OPINION: I’m asexual and we’re “as common as redheads”
Let’s be clear about one thing: life is baffling for everyone. For some people, though, the way society is geared creates extra layers of confusion and alienation to deal with, on top of the existential comedy of (t)errors we call modern life.
For many LGBTQ+ people, before ‘coming out’, there has been an extended process of ‘coming to’; in other words, realising that one doesn’t fit the standard, cookie-cutter heterosexual narrative that’s foisted upon everyone from birth.
‘Coming to’ can take decades, and can be confusing, lonely, and painful. Especially if, like me, you had the misfortune to grow up under Section 28, which was a piece of Conservative Party legislation that outlawed the teaching of any orientation other than heterosexuality in schools.
Thanks for that one, Tories. I mean, who needs self-esteem and self-knowledge anyway? It’s bad enough that I was taking up precious oxygen that could have gone down the lungs of heterosexual people, instead of down my greedy little rainbow gullet.
Bitter coping mechanisms aside, the process of ‘coming to’ is hard enough if you’re lesbian, gay or bisexual. But there’s another layer that’s only just starting to be addressed.
That layer is sexuality itself.
Marriage, romance, sex, dating. Unless you were raised in a sealed pod on Jupiter, you have been exposed to these as goals, aims, plans, dreams. Socially speaking, you’re generally now ‘allowed’ to be lesbian, gay, bisexual – but the assumption remains that whoever you choose to have sex with, you fundamentally want to have sex with someone.
Asexuality is the term for not being sexually attracted to people – in other words, not feeling the desire or need for sex with other people, full stop. With 1 in 100 people estimated to be asexual, you’re almost certain to have the pleasure of meeting someone who identifies this way. We’re as common as redheads, or psychopaths.
“Some aces define as ‘sex-repulsed’, which means they actively find sex unpleasant and don’t want anything to do with it. Think of the reaction that a celebrity might have in the jungle when asked to eat some kind of regurgitated poison toad testicle.”

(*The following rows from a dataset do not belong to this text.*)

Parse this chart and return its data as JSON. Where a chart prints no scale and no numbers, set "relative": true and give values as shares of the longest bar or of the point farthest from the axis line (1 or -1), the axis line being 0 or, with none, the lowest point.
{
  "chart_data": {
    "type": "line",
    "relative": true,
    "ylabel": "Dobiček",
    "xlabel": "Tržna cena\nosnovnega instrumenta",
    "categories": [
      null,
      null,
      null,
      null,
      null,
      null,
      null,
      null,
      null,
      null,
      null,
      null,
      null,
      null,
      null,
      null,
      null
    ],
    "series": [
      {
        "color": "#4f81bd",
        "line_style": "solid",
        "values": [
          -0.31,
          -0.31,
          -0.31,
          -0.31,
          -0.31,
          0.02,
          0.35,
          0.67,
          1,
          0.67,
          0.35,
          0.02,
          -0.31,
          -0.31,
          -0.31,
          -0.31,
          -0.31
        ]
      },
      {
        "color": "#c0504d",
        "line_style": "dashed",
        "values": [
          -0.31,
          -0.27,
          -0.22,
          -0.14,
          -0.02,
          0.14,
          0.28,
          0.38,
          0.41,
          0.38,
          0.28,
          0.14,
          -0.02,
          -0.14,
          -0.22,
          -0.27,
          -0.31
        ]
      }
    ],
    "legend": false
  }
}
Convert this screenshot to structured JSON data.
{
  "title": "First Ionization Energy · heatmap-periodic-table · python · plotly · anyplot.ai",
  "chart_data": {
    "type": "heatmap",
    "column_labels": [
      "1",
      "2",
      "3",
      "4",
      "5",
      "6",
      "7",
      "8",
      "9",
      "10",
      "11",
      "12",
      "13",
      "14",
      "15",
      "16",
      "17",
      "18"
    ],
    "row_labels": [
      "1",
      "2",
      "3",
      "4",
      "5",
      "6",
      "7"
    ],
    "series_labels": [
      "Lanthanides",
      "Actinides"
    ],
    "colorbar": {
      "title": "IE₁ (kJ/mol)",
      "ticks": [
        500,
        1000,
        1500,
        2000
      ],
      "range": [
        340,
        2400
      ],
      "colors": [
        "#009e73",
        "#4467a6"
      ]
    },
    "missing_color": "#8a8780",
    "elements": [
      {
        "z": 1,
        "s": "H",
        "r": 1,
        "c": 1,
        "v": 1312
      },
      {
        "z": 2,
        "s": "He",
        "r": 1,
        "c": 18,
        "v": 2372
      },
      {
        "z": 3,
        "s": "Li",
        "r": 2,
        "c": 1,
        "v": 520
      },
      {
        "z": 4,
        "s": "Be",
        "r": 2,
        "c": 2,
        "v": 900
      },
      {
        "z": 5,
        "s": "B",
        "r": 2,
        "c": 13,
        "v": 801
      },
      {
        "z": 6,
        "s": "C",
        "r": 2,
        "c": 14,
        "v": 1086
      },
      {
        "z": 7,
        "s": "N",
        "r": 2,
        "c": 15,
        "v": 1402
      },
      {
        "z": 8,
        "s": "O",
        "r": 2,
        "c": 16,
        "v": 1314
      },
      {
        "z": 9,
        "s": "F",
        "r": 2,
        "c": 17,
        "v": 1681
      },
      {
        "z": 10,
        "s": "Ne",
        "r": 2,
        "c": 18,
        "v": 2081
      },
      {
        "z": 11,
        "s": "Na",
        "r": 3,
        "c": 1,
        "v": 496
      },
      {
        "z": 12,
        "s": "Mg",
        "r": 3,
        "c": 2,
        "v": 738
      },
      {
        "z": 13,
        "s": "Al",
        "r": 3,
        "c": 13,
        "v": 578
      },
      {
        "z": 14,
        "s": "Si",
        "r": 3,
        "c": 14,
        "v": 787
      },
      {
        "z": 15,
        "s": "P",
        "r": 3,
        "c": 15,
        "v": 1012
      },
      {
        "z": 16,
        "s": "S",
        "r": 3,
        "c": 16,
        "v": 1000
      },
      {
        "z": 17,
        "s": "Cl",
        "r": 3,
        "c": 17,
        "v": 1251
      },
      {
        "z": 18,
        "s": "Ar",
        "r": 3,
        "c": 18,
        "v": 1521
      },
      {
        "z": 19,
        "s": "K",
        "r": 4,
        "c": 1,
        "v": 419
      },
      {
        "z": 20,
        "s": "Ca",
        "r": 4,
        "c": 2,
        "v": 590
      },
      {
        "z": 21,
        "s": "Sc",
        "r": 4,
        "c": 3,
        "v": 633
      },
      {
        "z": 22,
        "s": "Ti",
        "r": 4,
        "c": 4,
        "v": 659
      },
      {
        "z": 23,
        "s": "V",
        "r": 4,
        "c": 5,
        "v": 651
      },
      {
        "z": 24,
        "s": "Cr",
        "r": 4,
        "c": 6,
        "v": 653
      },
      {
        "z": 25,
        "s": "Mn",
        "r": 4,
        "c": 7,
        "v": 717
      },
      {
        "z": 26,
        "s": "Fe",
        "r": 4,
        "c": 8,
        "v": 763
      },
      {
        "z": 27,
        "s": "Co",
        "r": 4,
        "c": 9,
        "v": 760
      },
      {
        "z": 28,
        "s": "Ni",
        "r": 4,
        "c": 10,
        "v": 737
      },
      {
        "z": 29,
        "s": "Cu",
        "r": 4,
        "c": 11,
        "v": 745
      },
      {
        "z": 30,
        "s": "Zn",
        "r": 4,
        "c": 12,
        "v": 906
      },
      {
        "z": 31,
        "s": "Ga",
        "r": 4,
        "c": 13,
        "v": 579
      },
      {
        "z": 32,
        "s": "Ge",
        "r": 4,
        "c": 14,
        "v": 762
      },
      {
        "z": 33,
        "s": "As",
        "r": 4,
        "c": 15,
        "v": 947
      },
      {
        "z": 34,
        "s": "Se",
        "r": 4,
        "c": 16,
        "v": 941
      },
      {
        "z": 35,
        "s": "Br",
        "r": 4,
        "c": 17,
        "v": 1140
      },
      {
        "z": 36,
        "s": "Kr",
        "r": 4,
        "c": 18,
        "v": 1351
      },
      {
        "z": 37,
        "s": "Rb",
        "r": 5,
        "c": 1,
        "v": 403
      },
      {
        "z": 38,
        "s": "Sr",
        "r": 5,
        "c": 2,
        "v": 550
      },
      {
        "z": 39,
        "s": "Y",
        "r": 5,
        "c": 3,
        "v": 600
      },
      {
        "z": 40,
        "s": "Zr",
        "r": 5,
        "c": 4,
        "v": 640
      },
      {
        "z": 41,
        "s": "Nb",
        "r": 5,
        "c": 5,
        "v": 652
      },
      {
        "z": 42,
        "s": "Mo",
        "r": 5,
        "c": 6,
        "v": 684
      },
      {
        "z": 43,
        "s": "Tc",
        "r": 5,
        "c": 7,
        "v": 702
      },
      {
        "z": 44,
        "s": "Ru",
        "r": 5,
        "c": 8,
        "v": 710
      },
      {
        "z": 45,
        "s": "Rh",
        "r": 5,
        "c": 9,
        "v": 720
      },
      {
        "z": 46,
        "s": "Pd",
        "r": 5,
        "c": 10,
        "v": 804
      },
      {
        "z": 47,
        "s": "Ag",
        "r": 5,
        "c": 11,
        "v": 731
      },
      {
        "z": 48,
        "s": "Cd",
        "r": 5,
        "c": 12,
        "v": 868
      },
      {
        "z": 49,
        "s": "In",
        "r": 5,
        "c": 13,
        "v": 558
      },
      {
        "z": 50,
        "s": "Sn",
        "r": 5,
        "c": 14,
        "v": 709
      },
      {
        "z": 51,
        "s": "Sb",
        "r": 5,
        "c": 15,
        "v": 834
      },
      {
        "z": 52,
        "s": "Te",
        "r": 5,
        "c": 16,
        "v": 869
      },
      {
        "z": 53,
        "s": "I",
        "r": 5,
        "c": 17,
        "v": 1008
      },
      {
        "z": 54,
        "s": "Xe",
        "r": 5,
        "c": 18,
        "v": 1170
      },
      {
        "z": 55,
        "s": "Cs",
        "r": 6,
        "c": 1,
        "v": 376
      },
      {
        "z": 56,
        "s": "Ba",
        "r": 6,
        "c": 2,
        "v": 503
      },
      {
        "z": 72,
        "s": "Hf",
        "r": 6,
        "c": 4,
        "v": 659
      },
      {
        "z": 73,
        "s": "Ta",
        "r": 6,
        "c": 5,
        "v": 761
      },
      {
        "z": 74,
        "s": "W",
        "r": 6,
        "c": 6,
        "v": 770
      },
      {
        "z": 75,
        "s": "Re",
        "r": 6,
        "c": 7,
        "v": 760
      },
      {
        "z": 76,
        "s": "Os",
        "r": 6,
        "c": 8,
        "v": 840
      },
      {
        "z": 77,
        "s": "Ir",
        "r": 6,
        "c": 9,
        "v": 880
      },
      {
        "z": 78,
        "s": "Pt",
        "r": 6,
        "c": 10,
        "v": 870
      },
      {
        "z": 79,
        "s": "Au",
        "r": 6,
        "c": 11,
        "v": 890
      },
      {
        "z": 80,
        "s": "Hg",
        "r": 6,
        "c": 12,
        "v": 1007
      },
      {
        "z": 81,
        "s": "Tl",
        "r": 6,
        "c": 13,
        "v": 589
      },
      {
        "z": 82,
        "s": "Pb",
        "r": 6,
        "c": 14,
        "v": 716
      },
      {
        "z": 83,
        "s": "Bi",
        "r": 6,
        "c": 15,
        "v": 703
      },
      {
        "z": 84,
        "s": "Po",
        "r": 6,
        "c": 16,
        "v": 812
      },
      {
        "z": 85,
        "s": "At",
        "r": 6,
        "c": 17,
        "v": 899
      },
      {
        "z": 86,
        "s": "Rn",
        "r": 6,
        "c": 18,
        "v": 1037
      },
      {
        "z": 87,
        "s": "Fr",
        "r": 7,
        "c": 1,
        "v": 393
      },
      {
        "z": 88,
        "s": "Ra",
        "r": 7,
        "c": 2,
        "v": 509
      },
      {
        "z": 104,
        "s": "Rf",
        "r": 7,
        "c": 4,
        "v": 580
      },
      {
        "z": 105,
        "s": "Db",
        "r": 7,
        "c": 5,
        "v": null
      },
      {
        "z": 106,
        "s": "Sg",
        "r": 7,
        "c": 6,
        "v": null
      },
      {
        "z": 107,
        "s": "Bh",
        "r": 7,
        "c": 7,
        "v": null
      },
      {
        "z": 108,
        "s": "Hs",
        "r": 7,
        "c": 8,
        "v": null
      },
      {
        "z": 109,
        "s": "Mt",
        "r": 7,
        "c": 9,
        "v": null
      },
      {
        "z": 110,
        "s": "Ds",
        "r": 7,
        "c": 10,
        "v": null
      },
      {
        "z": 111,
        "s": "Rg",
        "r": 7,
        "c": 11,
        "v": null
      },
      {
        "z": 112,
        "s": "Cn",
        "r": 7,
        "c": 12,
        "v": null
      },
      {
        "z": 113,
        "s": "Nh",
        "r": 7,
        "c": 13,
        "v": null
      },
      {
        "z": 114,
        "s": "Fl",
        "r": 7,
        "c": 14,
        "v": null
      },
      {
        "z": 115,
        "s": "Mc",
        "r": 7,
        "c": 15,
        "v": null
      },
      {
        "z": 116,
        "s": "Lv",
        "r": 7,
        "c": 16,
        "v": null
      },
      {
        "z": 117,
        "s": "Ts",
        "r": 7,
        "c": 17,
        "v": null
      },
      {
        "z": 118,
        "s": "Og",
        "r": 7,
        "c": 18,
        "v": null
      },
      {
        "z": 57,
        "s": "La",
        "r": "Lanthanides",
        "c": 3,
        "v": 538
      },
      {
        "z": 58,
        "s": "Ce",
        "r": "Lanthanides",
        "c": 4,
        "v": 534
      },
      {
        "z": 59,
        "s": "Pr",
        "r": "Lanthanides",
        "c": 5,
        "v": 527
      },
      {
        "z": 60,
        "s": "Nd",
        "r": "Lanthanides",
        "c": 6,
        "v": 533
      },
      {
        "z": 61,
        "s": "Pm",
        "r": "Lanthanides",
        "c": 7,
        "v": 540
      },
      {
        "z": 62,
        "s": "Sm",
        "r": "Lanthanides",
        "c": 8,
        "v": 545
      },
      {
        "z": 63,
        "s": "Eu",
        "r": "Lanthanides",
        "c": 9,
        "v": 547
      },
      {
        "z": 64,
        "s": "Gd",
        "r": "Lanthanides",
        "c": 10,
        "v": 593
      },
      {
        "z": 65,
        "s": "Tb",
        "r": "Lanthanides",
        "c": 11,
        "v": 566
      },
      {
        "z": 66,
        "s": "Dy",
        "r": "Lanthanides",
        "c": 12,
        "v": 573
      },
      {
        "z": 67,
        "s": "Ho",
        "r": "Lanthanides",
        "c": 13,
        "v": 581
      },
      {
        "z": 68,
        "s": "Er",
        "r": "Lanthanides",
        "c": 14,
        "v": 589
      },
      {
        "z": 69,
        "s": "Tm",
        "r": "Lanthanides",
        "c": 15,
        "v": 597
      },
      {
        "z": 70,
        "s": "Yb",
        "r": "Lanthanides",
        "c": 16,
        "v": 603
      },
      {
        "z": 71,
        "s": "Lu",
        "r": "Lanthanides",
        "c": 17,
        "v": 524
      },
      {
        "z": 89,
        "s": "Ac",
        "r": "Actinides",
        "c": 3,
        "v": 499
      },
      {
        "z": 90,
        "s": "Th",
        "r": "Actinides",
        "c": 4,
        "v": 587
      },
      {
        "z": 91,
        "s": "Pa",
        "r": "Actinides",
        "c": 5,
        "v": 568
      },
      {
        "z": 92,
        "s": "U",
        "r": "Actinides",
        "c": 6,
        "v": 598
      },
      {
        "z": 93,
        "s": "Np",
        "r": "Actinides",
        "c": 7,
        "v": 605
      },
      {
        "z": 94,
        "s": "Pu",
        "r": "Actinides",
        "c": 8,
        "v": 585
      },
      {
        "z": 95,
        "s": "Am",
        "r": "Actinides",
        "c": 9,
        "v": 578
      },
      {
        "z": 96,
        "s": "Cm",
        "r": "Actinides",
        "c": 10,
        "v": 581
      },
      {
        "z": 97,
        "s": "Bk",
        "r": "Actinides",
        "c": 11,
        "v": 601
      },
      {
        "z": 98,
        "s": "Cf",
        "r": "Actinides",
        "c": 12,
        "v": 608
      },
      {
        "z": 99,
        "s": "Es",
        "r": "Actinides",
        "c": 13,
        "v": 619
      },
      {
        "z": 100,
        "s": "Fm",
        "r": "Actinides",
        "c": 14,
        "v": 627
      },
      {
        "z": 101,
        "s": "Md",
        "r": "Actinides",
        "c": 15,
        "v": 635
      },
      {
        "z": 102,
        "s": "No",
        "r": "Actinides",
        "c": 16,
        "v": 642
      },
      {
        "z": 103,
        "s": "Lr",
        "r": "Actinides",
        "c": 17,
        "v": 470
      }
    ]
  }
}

Like any other general term, it has lots of variations and different types. Asexuals, or ‘aces’ as they are known, come at asexuality from very different angles. Some aces define as ‘sex-repulsed’, which means they actively find sex unpleasant and don’t want anything to do with it. Think of the reaction that a celebrity might have in the jungle when asked to eat some kind of regurgitated poison toad testicle.
Other aces define as ‘sex-neutral’, which means that they see sex as an activity that one might choose to do, like hiking: fine every now and then, but not essential to health or survival (and, let’s be honest, a bit of a faff). Other aces define as ‘sex-positive’, which means that they enjoy sex even though they don’t experience sexual attraction. How is this possible, you ask? Well, non-drivers can still appreciate a lift in someone’s car sometimes. And there are emotional elements to sex that can be enjoyed even if the physical aspect leaves you cold.
None of these types of asexual (and there are many, many more) are any ‘more asexual’ than the others. What unifies people who identify with the asexual label is that they don’t experience attraction in the way that many others do – in other words, they’re not sexually driven.
‘Coming to’ as an asexual in this society is a uniquely disorienting experience. For a start, when do you realise that you’re not something?
Often once you’ve tried it and decided for yourself, which can be a very messy business. Social narratives don’t help in this process: as well as being told you’re definitely a) heterosexual and b) going to want to get married and have a family, you’re also told, as a woman, that you probably don’t even like sex that much anyway, and if you do, you shouldn’t.
Female sexuality is feared, repressed and minimalised in general, which is why it took me so long to figure out that there was something special about my own lack of interest in sex. It’s taken me most of my adult life so far to extricate my own feelings from the tangled mess of social expectations and conditioning when it comes to my (lack of) sexuality.
If I’d been given a clue about other sexual orientations in school, I might have been spared this psychological torment, and had brain space for other things, like, oh I don’t know. Enjoying myself? Contributing to society?
So if you’ve ever felt tempted to complain about the number of new labels that are coming through for non-heterosexual people, do me a favour: don’t. What we’re seeing now is a long overdue acknowledgement that sexuality isn’t a given, nor is it limited to one variety. I would have given anything to see this representation when I was at my most vulnerable, in my tender teenage years.
It benefits us all that we’re becoming a more understanding society. So celebrate LGBTQIA+ History Month with the pride that we’re creating a more inclusive future.